A pasta informou que instituiu um Grupo de Trabalho Técnico responsável por elaborar a proposta normativa que definirá as regras de funcionamento, governança, compartilhamento de informações, interoperabilidade e segurança do sistema.
Previsto na Lei nº 15.358, sancionada em março de 2026, o banco de dados será utilizado no âmbito do Sistema Único de Segurança Pública (Susp) para fortalecer ações de prevenção, monitoramento, investigação e combate ao crime organizado.
A proposta prevê a criação de uma base nacional unificada contendo informações sobre integrantes, colaboradores, financiadores e pessoas ligadas a organizações criminosas ultraviolentas, milícias privadas e grupos paramilitares.

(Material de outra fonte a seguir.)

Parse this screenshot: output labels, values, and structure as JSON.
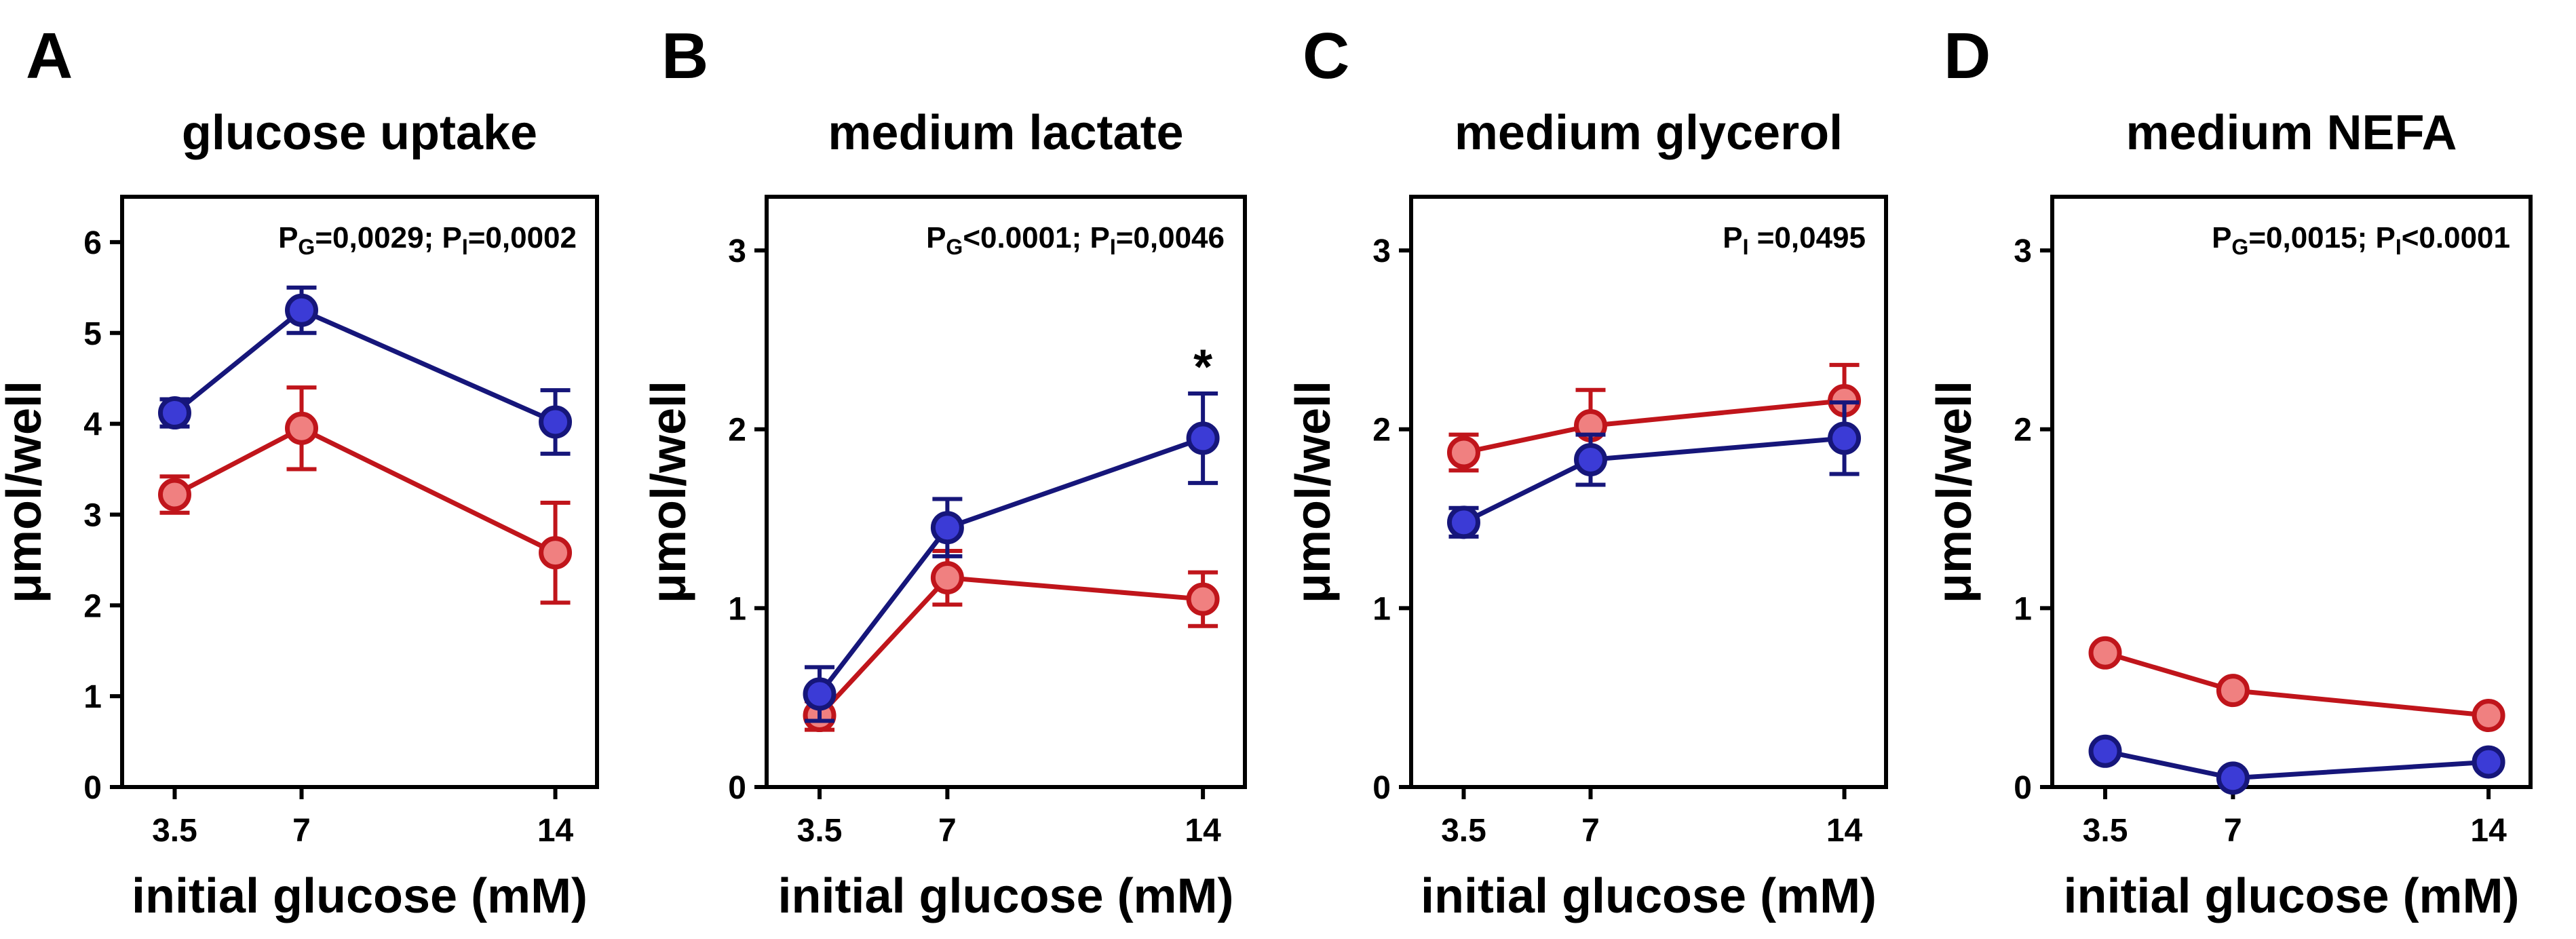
{
  "colors": {
    "series_red": "#c0151b",
    "fill_red": "#f08080",
    "series_blue": "#16167a",
    "fill_blue": "#3b3bd6"
  },
  "chart_data": [
    {
      "type": "line",
      "letter": "A",
      "title": "glucose uptake",
      "xlabel": "initial glucose (mM)",
      "ylabel": "μmol/well",
      "x": [
        3.5,
        7,
        14
      ],
      "xticks": [
        "3.5",
        "7",
        "14"
      ],
      "ylim": [
        0,
        6.5
      ],
      "yticks": [
        0,
        1,
        2,
        3,
        4,
        5,
        6
      ],
      "stats": [
        {
          "p": "P",
          "sub": "G",
          "rest": "=0,0029; "
        },
        {
          "p": "P",
          "sub": "I",
          "rest": "=0,0002"
        }
      ],
      "series": [
        {
          "color": "red",
          "values": [
            3.22,
            3.95,
            2.58
          ],
          "err": [
            0.2,
            0.45,
            0.55
          ]
        },
        {
          "color": "blue",
          "values": [
            4.12,
            5.25,
            4.02
          ],
          "err": [
            0.15,
            0.25,
            0.35
          ]
        }
      ],
      "annotations": []
    },
    {
      "type": "line",
      "letter": "B",
      "title": "medium lactate",
      "xlabel": "initial glucose (mM)",
      "ylabel": "μmol/well",
      "x": [
        3.5,
        7,
        14
      ],
      "xticks": [
        "3.5",
        "7",
        "14"
      ],
      "ylim": [
        0,
        3.3
      ],
      "yticks": [
        0,
        1,
        2,
        3
      ],
      "stats": [
        {
          "p": "P",
          "sub": "G",
          "rest": "<0.0001; "
        },
        {
          "p": "P",
          "sub": "I",
          "rest": "=0,0046"
        }
      ],
      "series": [
        {
          "color": "red",
          "values": [
            0.4,
            1.17,
            1.05
          ],
          "err": [
            0.08,
            0.15,
            0.15
          ]
        },
        {
          "color": "blue",
          "values": [
            0.52,
            1.45,
            1.95
          ],
          "err": [
            0.15,
            0.16,
            0.25
          ]
        }
      ],
      "annotations": [
        {
          "text": "*",
          "x": 14,
          "y": 2.33
        }
      ]
    },
    {
      "type": "line",
      "letter": "C",
      "title": "medium glycerol",
      "xlabel": "initial glucose (mM)",
      "ylabel": "μmol/well",
      "x": [
        3.5,
        7,
        14
      ],
      "xticks": [
        "3.5",
        "7",
        "14"
      ],
      "ylim": [
        0,
        3.3
      ],
      "yticks": [
        0,
        1,
        2,
        3
      ],
      "stats": [
        {
          "p": "P",
          "sub": "I",
          "rest": " =0,0495"
        }
      ],
      "series": [
        {
          "color": "red",
          "values": [
            1.87,
            2.02,
            2.16
          ],
          "err": [
            0.1,
            0.2,
            0.2
          ]
        },
        {
          "color": "blue",
          "values": [
            1.48,
            1.83,
            1.95
          ],
          "err": [
            0.08,
            0.14,
            0.2
          ]
        }
      ],
      "annotations": []
    },
    {
      "type": "line",
      "letter": "D",
      "title": "medium NEFA",
      "xlabel": "initial glucose (mM)",
      "ylabel": "μmol/well",
      "x": [
        3.5,
        7,
        14
      ],
      "xticks": [
        "3.5",
        "7",
        "14"
      ],
      "ylim": [
        0,
        3.3
      ],
      "yticks": [
        0,
        1,
        2,
        3
      ],
      "stats": [
        {
          "p": "P",
          "sub": "G",
          "rest": "=0,0015; "
        },
        {
          "p": "P",
          "sub": "I",
          "rest": "<0.0001"
        }
      ],
      "series": [
        {
          "color": "red",
          "values": [
            0.75,
            0.54,
            0.4
          ],
          "err": [
            0.03,
            0.03,
            0.03
          ]
        },
        {
          "color": "blue",
          "values": [
            0.2,
            0.05,
            0.14
          ],
          "err": [
            0.03,
            0.03,
            0.03
          ]
        }
      ],
      "annotations": []
    }
  ]
}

Também deverão ser incluídos dados sobre estruturas organizacionais, vínculos operacionais, financeiros e territoriais, além de informações de inteligência e investigações criminais.
O sistema será coordenado pela Secretaria Nacional de Segurança Pública (Senasp), por meio da Diretoria de Gestão e Integração de Informações, e funcionará de forma integrada aos bancos de dados estaduais que serão implantados pelas unidades da Federação.

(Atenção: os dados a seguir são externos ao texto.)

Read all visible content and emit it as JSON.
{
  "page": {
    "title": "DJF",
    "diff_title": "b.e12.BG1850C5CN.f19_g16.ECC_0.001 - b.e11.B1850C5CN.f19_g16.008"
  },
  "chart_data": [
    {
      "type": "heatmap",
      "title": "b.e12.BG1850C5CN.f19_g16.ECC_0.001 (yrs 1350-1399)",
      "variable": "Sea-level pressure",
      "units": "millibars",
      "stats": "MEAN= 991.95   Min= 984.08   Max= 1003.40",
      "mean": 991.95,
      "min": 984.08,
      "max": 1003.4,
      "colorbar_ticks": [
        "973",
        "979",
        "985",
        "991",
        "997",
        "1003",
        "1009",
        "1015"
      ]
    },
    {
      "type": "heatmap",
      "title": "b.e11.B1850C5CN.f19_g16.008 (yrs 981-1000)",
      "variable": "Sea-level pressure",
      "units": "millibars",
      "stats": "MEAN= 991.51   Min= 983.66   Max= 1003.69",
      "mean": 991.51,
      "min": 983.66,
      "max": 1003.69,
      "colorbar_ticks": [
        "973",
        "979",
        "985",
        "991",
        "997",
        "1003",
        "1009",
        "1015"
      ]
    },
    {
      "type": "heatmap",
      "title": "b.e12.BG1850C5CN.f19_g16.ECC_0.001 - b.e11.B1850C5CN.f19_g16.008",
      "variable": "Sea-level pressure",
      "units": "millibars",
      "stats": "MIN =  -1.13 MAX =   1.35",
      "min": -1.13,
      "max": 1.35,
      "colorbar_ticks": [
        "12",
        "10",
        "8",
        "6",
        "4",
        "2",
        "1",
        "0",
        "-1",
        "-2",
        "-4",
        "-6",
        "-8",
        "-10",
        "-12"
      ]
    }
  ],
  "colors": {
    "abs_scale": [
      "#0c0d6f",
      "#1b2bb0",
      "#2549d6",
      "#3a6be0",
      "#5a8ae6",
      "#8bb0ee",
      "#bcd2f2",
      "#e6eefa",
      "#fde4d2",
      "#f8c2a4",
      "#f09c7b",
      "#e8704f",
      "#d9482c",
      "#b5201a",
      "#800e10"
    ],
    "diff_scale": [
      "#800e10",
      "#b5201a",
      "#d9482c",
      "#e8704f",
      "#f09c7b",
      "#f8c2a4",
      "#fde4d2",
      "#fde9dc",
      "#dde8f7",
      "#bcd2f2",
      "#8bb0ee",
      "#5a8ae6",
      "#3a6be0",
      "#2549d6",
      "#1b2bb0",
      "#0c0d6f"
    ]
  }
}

Segundo o Ministério da Justiça, a plataforma contará com mecanismos de interoperabilidade, auditoria permanente, rastreabilidade dos acessos e elevados padrões de segurança da informação e proteção de dados.
Para o secretário nacional de Segurança Pública, Chico Lucas, a iniciativa representa um avanço na capacidade do Estado de enfrentar organizações criminosas que atuam em diferentes regiões do país. De acordo com ele, a integração de informações permitirá identificar conexões entre grupos criminosos e ampliar a coordenação entre as forças de segurança.
O grupo de trabalho será composto por representantes da Polícia Federal, Polícia Rodoviária Federal, Secretaria Nacional de Políticas Penais (Senappen), Agência Brasileira de Inteligência (Abin), Conselho Nacional de Justiça (CNJ), Conselho Nacional do Ministério Público, além de entidades que representam secretários de segurança pública, polícias civis e polícias militares.
Também poderão participar representantes do Coaf, Banco Central, Receita Federal, Ministério Público Federal, além de pesquisadores e instituições especializadas em segurança pública.
A regulamentação deverá estabelecer critérios para inclusão, atualização e exclusão de registros, protocolos de compartilhamento de informações em âmbito nacional e internacional, mecanismos de auditoria e responsabilização, além da utilização de tecnologias voltadas à análise de dados e apoio às atividades de inteligência.